- Born: 1975 (age 50–51) Uganda
- Education: Makerere University (Bachelor of Mass Communication Heriot-Watt University (Master of Business Administration)
- Occupations: Businesswoman, corporate executive
- Years active: Since 2000
- Title: General manager at SICPA Uganda Limited

= Suzan Mweheire Kitariko =

Ugandan businesswoman and corporate executive

Suzan Mweheire Kitariko (born c. 1975) is a Ugandan businesswoman and corporate executive, who is the general manager of SICPA Uganda Limited, a subsidiary of the Swiss conglomerate SICPA. She has been at her current job since February 2019 and is based in Kampala, Uganda's capital city. Before that, she served as the country manager for Uganda at Google Inc., also based in Kampala.

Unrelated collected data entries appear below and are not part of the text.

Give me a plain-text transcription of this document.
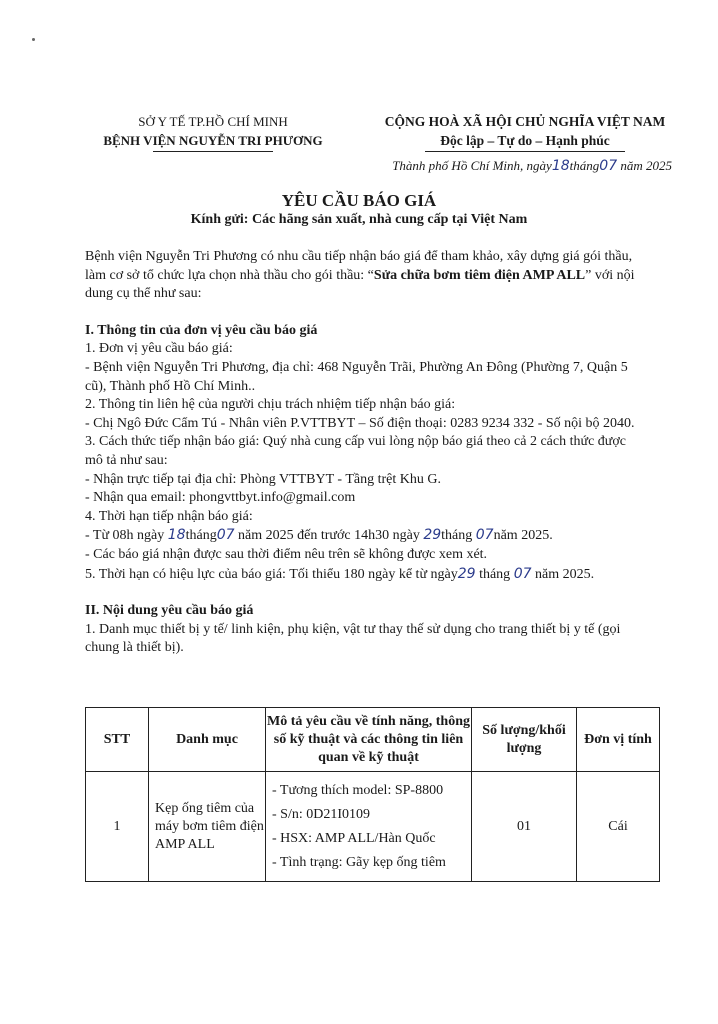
SỞ Y TẾ TP.HỒ CHÍ MINH
BỆNH VIỆN NGUYỄN TRI PHƯƠNG
CỘNG HOÀ XÃ HỘI CHỦ NGHĨA VIỆT NAM
Độc lập – Tự do – Hạnh phúc
Thành phố Hồ Chí Minh, ngày18tháng07 năm 2025
YÊU CẦU BÁO GIÁ
Kính gửi: Các hãng sản xuất, nhà cung cấp tại Việt Nam

Bệnh viện Nguyễn Tri Phương có nhu cầu tiếp nhận báo giá để tham khảo, xây dựng giá gói thầu, làm cơ sở tổ chức lựa chọn nhà thầu cho gói thầu: “Sửa chữa bơm tiêm điện AMP ALL” với nội dung cụ thể như sau:

I. Thông tin của đơn vị yêu cầu báo giá

1. Đơn vị yêu cầu báo giá:

- Bệnh viện Nguyễn Tri Phương, địa chỉ: 468 Nguyễn Trãi, Phường An Đông (Phường 7, Quận 5 cũ), Thành phố Hồ Chí Minh..

2. Thông tin liên hệ của người chịu trách nhiệm tiếp nhận báo giá:

- Chị Ngô Đức Cẩm Tú - Nhân viên P.VTTBYT – Số điện thoại: 0283 9234 332 - Số nội bộ 2040.

3. Cách thức tiếp nhận báo giá: Quý nhà cung cấp vui lòng nộp báo giá theo cả 2 cách thức được mô tả như sau:

- Nhận trực tiếp tại địa chỉ: Phòng VTTBYT - Tầng trệt Khu G.

- Nhận qua email: phongvttbyt.info@gmail.com

4. Thời hạn tiếp nhận báo giá:

- Từ 08h ngày 18tháng07 năm 2025 đến trước 14h30 ngày 29tháng 07năm 2025.

- Các báo giá nhận được sau thời điểm nêu trên sẽ không được xem xét.

5. Thời hạn có hiệu lực của báo giá: Tối thiểu 180 ngày kể từ ngày29 tháng 07 năm 2025.

II. Nội dung yêu cầu báo giá

1. Danh mục thiết bị y tế/ linh kiện, phụ kiện, vật tư thay thế sử dụng cho trang thiết bị y tế (gọi chung là thiết bị).

STT	Danh mục	Mô tả yêu cầu về tính năng, thông số kỹ thuật và các thông tin liên quan về kỹ thuật	Số lượng/khối lượng	Đơn vị tính
1	Kẹp ống tiêm của máy bơm tiêm điện AMP ALL	- Tương thích model: SP-8800
- S/n: 0D21I0109
- HSX: AMP ALL/Hàn Quốc
- Tình trạng: Gãy kẹp ống tiêm	01	Cái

==Background and education==
Kitariko is a Ugandan national born in the 1970s. She attended local primary and secondary schools, before being admitted to Makerere University, Uganda's largest and oldest public university. She graduated with a Bachelor of Mass Communication. Later, she was awarded a Master of Business Administration degree from Heriot-Watt University, in Edinburgh, Scotland, United Kingdom.

==Career==
In 2000, she was the head of sales and customer service at Uganda Telecom (UTL), at the time the mobile component, Mango, was being integrated with the fixed portion of UTL. She served there for seven years.

She spent the five years between 2010 and 2015 at Orange Uganda, serving in various roles, including Head of Operations and Customer Service, acting Chief Commercial Officer, and Head of Strategy.

She was then hired by Google Inc., working for one year as the Operations Manager of their subsidiary in Uganda and for the next five years as the country manager of the Google unit in the country.

She joined SICPA Uganda in February 2019, as the country head.

==Other considerations==
Effective November 2021, Kitariko sits on the board of Next Media Solutions Uganda Limited, as a non-executive director. The company owns and operates three television stations, and owns and publishes about six online publications.